Was können wir tun?

Wenngleich es zahlreiche Indizien für eine Krise der Privatheit gibt, besteht in den Diskussionen weitgehend Konsens darüber, Privatheit als besonderen Wert und kulturelle Errungenschaft einzustufen.

Um eine Balance zwischen den Errungenschaften der Digitalisierung und dem Schutz der Privatsphäre zu ermöglichen, möchten wir als ethische Handlungsempfehlung ein Vier-Punkte-Programm vorschlagen.

1. Digitale Selbstverteidigung

Folgende Fähigkeiten können für eine digitale Privatheitskompetenz stehen:

  • die Reflexionsfähigkeit, warum private Daten als schützenswert einzustufen sind (ethische Kompetenz),
  • das Wissen, wer private Daten zu welchem Zweck erhebt, verarbeitet und weitergibt (strukturelle Kompetenz),
  • die Abschätzung der Folgen, die sich aus der Veröffentlichung privater Daten ergeben könnten (Risikokompetenz),
  • das Wissen über Datenschutzrichtlinien und mögliche Schutzmaßnahmen (rechtliche und technische Kompetenz).

Die ersten Schritte digitaler Selbstverteidigung: Privatsphäre-Einstellungen in Netzwerken konsequent nutzen, Browserverlauf und Cookies dauerhaft löschen, statt Google eine der in den Niederlanden ansässigen (und mittlerweile vereinten) Suchmaschinen StartPage oder Ixquick verwenden, statt Gmail verschlüsselte E-Mail-Dienste nutzen (z. B. von Telekom oder United Internet), WhatsApp gegen den Messenger Threema eintauschen und den Datenzugriff von kostenlosen Apps verweigern.

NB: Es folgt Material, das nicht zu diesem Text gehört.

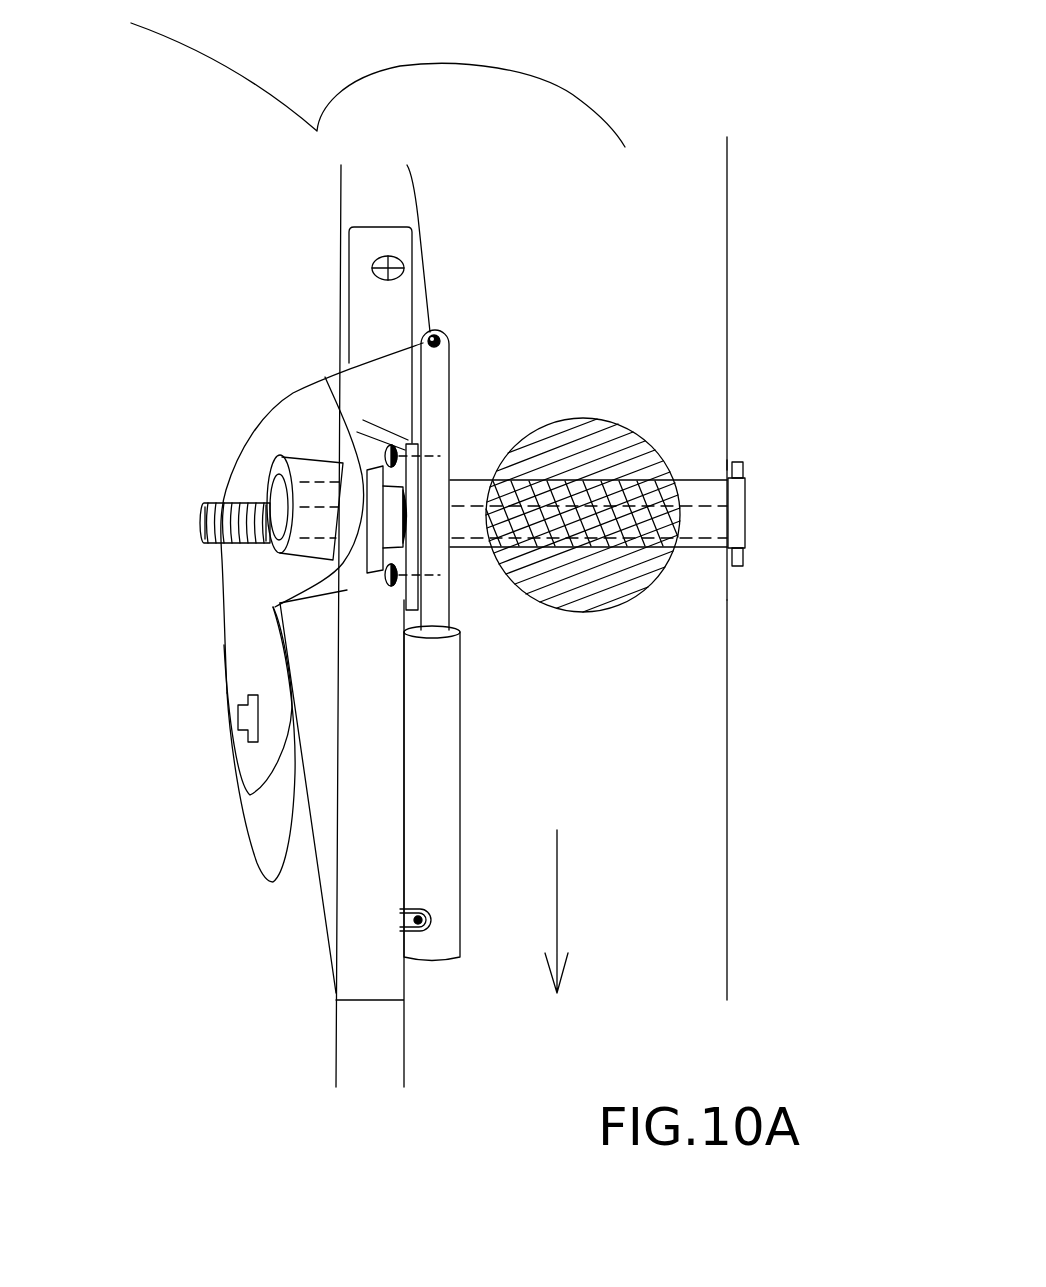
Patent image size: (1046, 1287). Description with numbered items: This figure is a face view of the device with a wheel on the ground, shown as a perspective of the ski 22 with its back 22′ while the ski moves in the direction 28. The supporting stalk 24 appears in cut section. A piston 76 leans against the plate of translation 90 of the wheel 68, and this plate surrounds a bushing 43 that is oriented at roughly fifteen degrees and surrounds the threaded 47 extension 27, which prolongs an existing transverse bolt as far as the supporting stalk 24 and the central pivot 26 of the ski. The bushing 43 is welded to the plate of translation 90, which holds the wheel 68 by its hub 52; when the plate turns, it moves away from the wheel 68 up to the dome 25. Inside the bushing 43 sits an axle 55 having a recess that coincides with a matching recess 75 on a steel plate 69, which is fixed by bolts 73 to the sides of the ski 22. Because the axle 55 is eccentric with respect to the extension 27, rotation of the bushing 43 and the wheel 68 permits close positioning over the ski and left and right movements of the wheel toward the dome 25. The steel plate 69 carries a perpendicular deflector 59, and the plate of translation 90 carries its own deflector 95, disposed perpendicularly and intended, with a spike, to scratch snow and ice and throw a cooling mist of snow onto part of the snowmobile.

The ski 22 is at (717, 468).
The back of the ski 22′ is at (623, 205).
The supporting stalk 24 is at (601, 432).
The dome 25 is at (478, 102).
The central pivot 26 is at (740, 522).
The extension 27 is at (200, 513).
The direction 28 is at (558, 932).
The bushing 43 is at (272, 467).
The threaded 47 is at (208, 503).
The hub 52 is at (238, 721).
The axle 55 is at (258, 503).
The perpendicular deflector 59 is at (317, 650).
The wheel 68 is at (263, 838).
The steel plate 69 is at (378, 846).
The bolts 73 is at (380, 650).
The recess 75 is at (407, 540).
The piston 76 is at (440, 415).
The plate of translation 90 is at (335, 388).
The deflector 95 is at (357, 483).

Weitere Tipps zur digitalen Selbstverteidigung finden Sie hier.

2. Politisches Engagement

Digitale Selbstverteidigung reicht alleine nicht aus, um den großen Datensammlern die Stirn zu bieten. Politisches Engagement und politische Partizipation (Demonstrationen, Petitionen, Bürgerrechtsbewegungen) sind wichtige Aspekte, um einen Bürgerwillen zu äußern.

3. Big-Data-Kodex

Grundsätzlich sind Datensätze weder gut noch schlecht. Angesichts der derzeitigen Entwicklung der digitalen Vernetzungs-, Sicherheits- und Überwachungstechnologien ist allerdings erkennbar, dass Big Data vor allem Big Power und Big Business bedeutet. Unternehmen, Staat und öffentliche Organisationen sollten sich dazu verpflichten, bei der Datenerhebung den Grundsätzen Verhältnismäßigkeit (Zweckbindung), Informationsgleichheit und Informationsgerechtigkeit so weit als möglich gerecht zu werden. Ebenso sollte transparent gemacht werden, welche Algorithmen und Parameter zur Anwendung kommen und die „Auswahl und Qualität der Dateneingabe (…) ständig geprüft und validiert werden“ (Vgl. European Group on Ethics in Science and New Technologies to the European Commission (EGE), 2014, S. 158).

4. Privacy by Design

Bereits bei der Entwicklung von neuen Technologien, Produkten und Vernetzungssystemen sollte eine wesentliche Anforderung sein, den Umfang der verarbeiteten schützenswerten Daten zu minimieren (Datensparsamkeit) und transparent zu machen, welche Daten zu welchem Zweck erhoben und an Dritte weitergegeben werden. Ebenso sollte den Nutzern durch Voreinstellungen ermöglicht werden, sich auch ohne einschlägige IT-Kenntnisse weitgehend schützen zu können (privacy by default). Hierfür müsste eine verstärkte ethische Sensibilisierung der Entwickler erfolgen, auch schon in der Ausbildung.

Das Triple-I-Konzept – Informationsgerechtigkeit, Informationsgleichheit und informationelle Autonomie – sollte als kategorischer Imperativ der Privatsphäre für Unternehmen und staatliche Einrichtungen eine Art Leitbildfunktion erhalten.